Pamela S. Nadell
Even before Jews around the world began reeling from the scandalous case of Barry Freundel, an Orthodox rabbi in Washington D.C. who secretly and frequently videotaped women immersing naked in the mikveh next to his synagogue, a bold Orthodox independent filmmaker, Nurit Jacobs-Yinon, was exposing another case of abuse of rabbinic power and the mikveh in Israel. Five years ago, she was stunned to see an ad seeking religious men to serve on a Beit Din, the court of three required to certify women’s conversions at the mikveh. An Israeli feminist, Jacobs-Yinon knew little about what women faced as they went through conversion’s final step of ritual immersion. But with Israeli law making it impossible for immigrants, like those from the former Soviet Union,to marry unless they could prove Jewish descent on their mother’s side or undergo conversion, she realized the significance of this issue even for secular Israelis. An estimated 75 percent of converts are female, and typically those certifying their mikveh immersion are male.
What Jacobs-Yinon discovered — the violation of female converts’ dignity and modesty as the women, shielded only by a robe, held up by the female mikveh attendant, immersed before the men — shocked and angered her. It led her to create the film “A Tale of a Woman and a Robe: Ritual Immersion of Female Converts” and to invitations to testify in the Knesset.
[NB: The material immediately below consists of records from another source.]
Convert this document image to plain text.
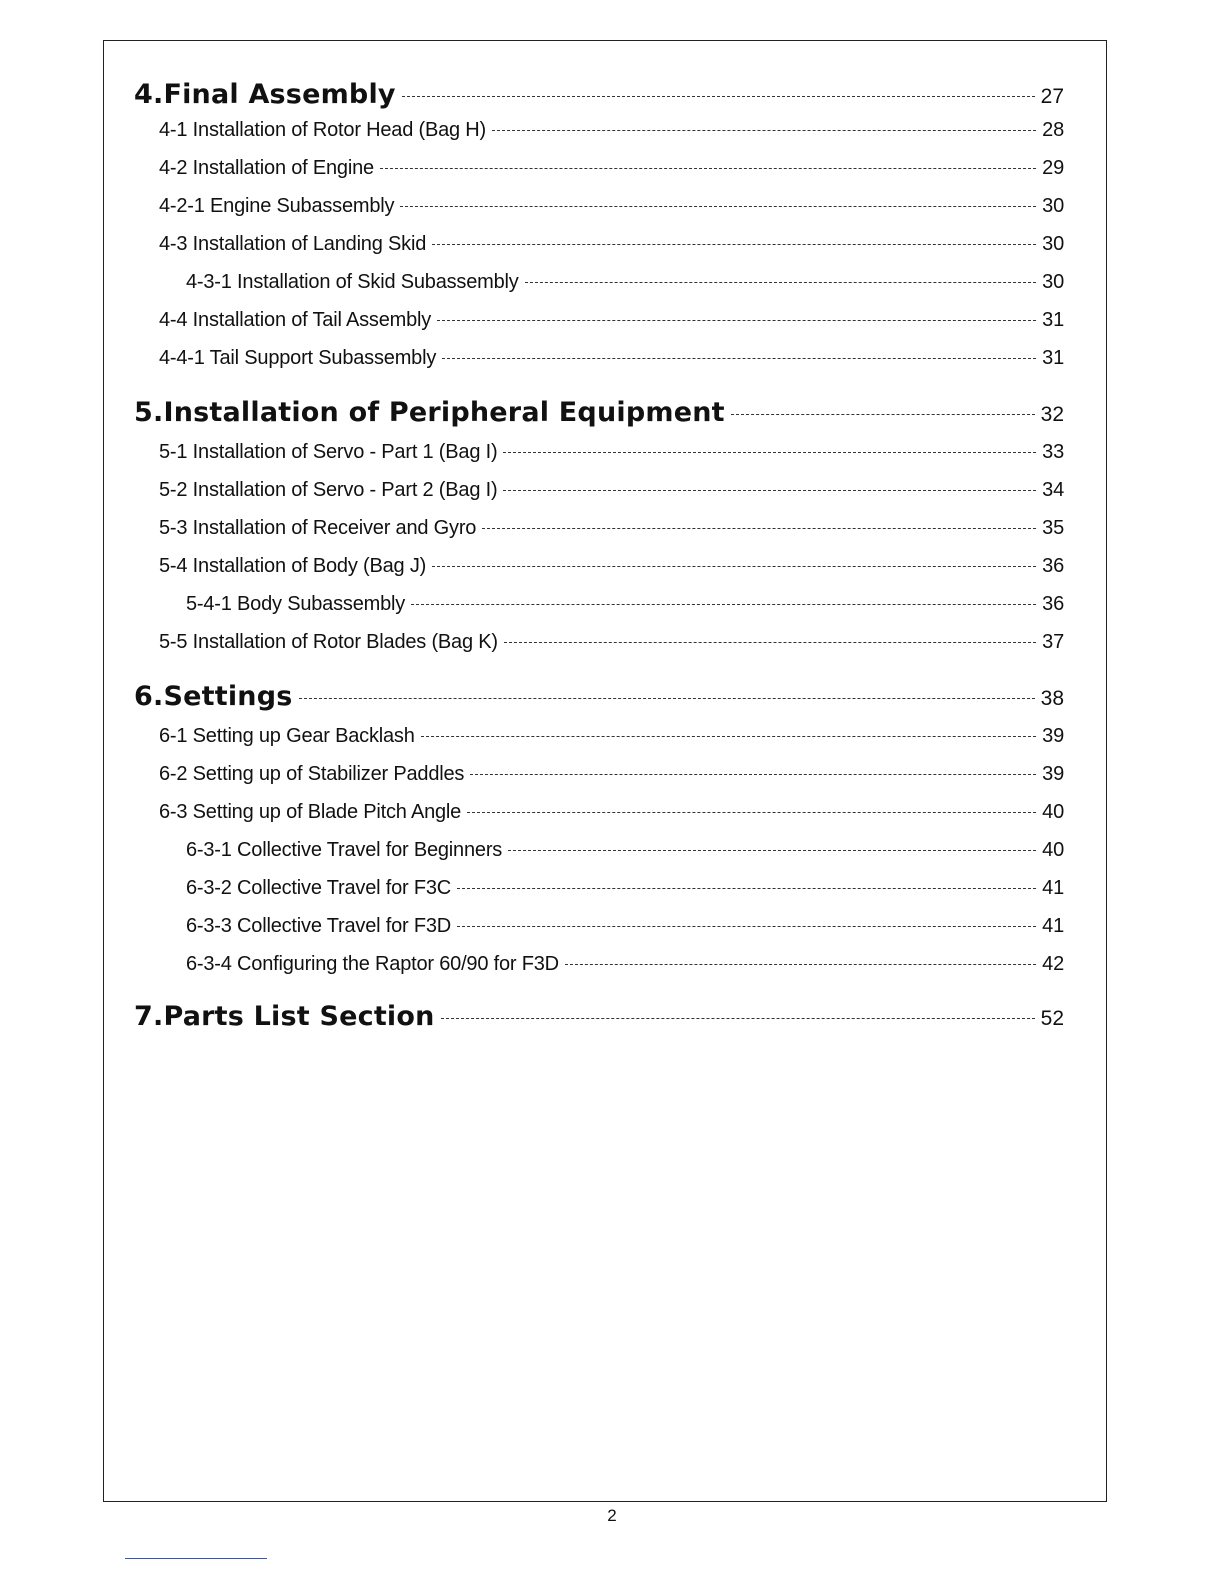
4.Final Assembly	27
4-1 Installation of Rotor Head (Bag H)	28
4-2 Installation of Engine	29
4-2-1 Engine Subassembly	30
4-3 Installation of Landing Skid	30
4-3-1 Installation of Skid Subassembly	30
4-4 Installation of Tail Assembly	31
4-4-1 Tail Support Subassembly	31
5.Installation of Peripheral Equipment	32
5-1 Installation of Servo - Part 1 (Bag I)	33
5-2 Installation of Servo - Part 2 (Bag I)	34
5-3 Installation of Receiver and Gyro	35
5-4 Installation of Body (Bag J)	36
5-4-1 Body Subassembly	36
5-5 Installation of Rotor Blades (Bag K)	37
6.Settings	38
6-1 Setting up Gear Backlash	39
6-2 Setting up of Stabilizer Paddles	39
6-3 Setting up of Blade Pitch Angle	40
6-3-1 Collective Travel for Beginners	40
6-3-2 Collective Travel for F3C	41
6-3-3 Collective Travel for F3D	41
6-3-4 Configuring the Raptor 60/90 for F3D	42
7.Parts List Section	52
2
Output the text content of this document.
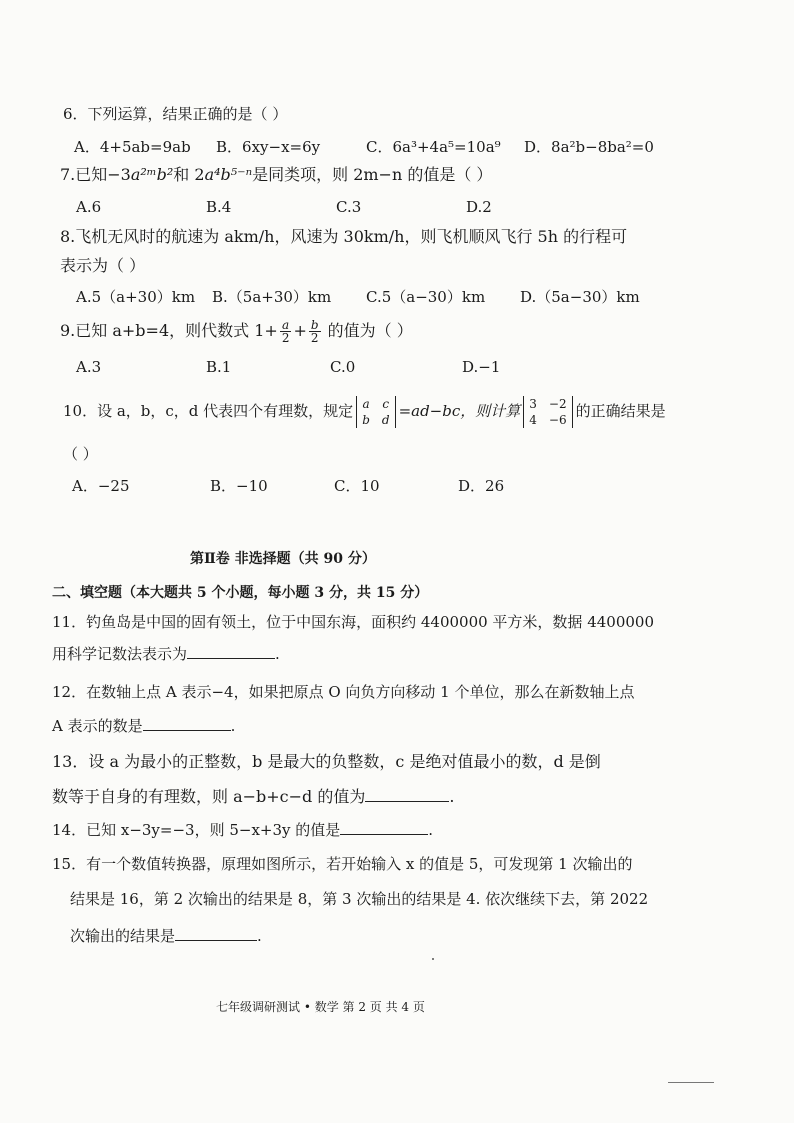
6．下列运算，结果正确的是（ ）
A．4+5ab=9ab B．6xy−x=6y	C．6a³+4a⁵=10a⁹ D．8a²b−8ba²=0
7.已知−3a²ᵐb²和 2a⁴b⁵⁻ⁿ是同类项，则 2m−n 的值是（ ）
A.6	B.4	C.3	D.2
8.飞机无风时的航速为 akm/h，风速为 30km/h，则飞机顺风飞行 5h 的行程可
表示为（ ）
A.5（a+30）km B.（5a+30）km C.5（a−30）km D.（5a−30）km
9.已知 a+b=4，则代数式 $1+ \frac{a}{2} + \frac{b}{2}$ 的值为（ ）
A.3	B.1	C.0	D.−1
10．设 a，b，c，d 代表四个有理数，规定 a c
b d =ad−bc，则计算 3 −2
4 −6 的正确结果是
（ ）
A．−25	B．−10	C．10	D．26
第Ⅱ卷 非选择题（共 90 分）
二、填空题（本大题共 5 个小题，每小题 3 分，共 15 分）
11．钓鱼岛是中国的固有领土，位于中国东海，面积约 4400000 平方米，数据 4400000
用科学记数法表示为	.
12．在数轴上点 A 表示−4，如果把原点 O 向负方向移动 1 个单位，那么在新数轴上点
A 表示的数是	.
13．设 a 为最小的正整数，b 是最大的负整数，c 是绝对值最小的数，d 是倒
数等于自身的有理数，则 a−b+c−d 的值为	.
14．已知 x−3y=−3，则 5−x+3y 的值是	.
15．有一个数值转换器，原理如图所示，若开始输入 x 的值是 5，可发现第 1 次输出的
结果是 16，第 2 次输出的结果是 8，第 3 次输出的结果是 4. 依次继续下去，第 2022
次输出的结果是	.
七年级调研测试 • 数学 第 2 页 共 4 页
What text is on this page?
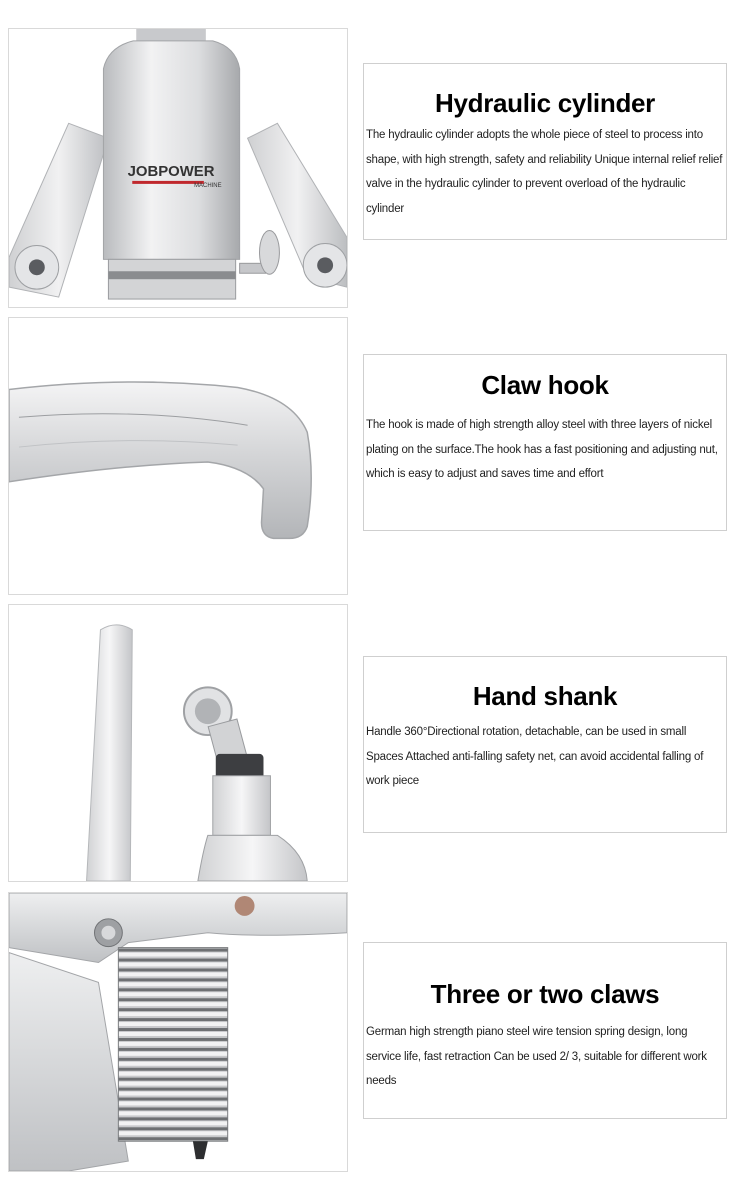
JOBPOWER
MACHINE
Hydraulic cylinder

The hydraulic cylinder adopts the whole piece of steel to process into shape, with high strength, safety and reliability Unique internal relief relief valve in the hydraulic cylinder to prevent overload of the hydraulic cylinder

Claw hook

The hook is made of high strength alloy steel with three layers of nickel plating on the surface.The hook has a fast positioning and adjusting nut, which is easy to adjust and saves time and effort

Hand shank

Handle 360°Directional rotation, detachable, can be used in small Spaces Attached anti-falling safety net, can avoid accidental falling of work piece

Three or two claws

German high strength piano steel wire tension spring design, long service life, fast retraction Can be used 2/ 3, suitable for different work needs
“A Tale of a Woman and a Robe” began as a video installation, part of a 2013 exhibition at Tel Aviv’s Artist’s House. It was followed by the publication of an illustrated catalog in Hebrew and English in which scholars Rabbanit Dr. Michal Tikochinsky and MK Dr. Aliza Lavie cite midrash Bereshit Rabbah (VaYeshev 84:4) — “Abraham would convert the men, and Sarah, the women” — proving that, in the past, men of the court had delegated women to certify that a convert immersed as a gentile and emerged as a Jew. In the film we meet three male rabbis who concede, with varying degrees of empathy, that the current practice humiliates the women who are converting — but, shrugging, they claim they cannot change the system.
We also meet a convert whose eyes brim with tears as she remembers. Because Jewish law requires the mikveh waters to touch every part of the woman’s body, converts immerse before the female mikveh attendant completely naked. Then they put on a robe. But, in this instance, the men entered the mikveh before the woman had donned her robe, and they just stared.
In June, Jacobs-Yinon, one of a growing coterie of Israeli Orthodox female filmmakers, presented her film at the JCC Manhattan and in a private screening in Washington. She challenges us to raise our voices and demand that Israel’s chief rabbinate rule that only women certify the ritual immersion of women.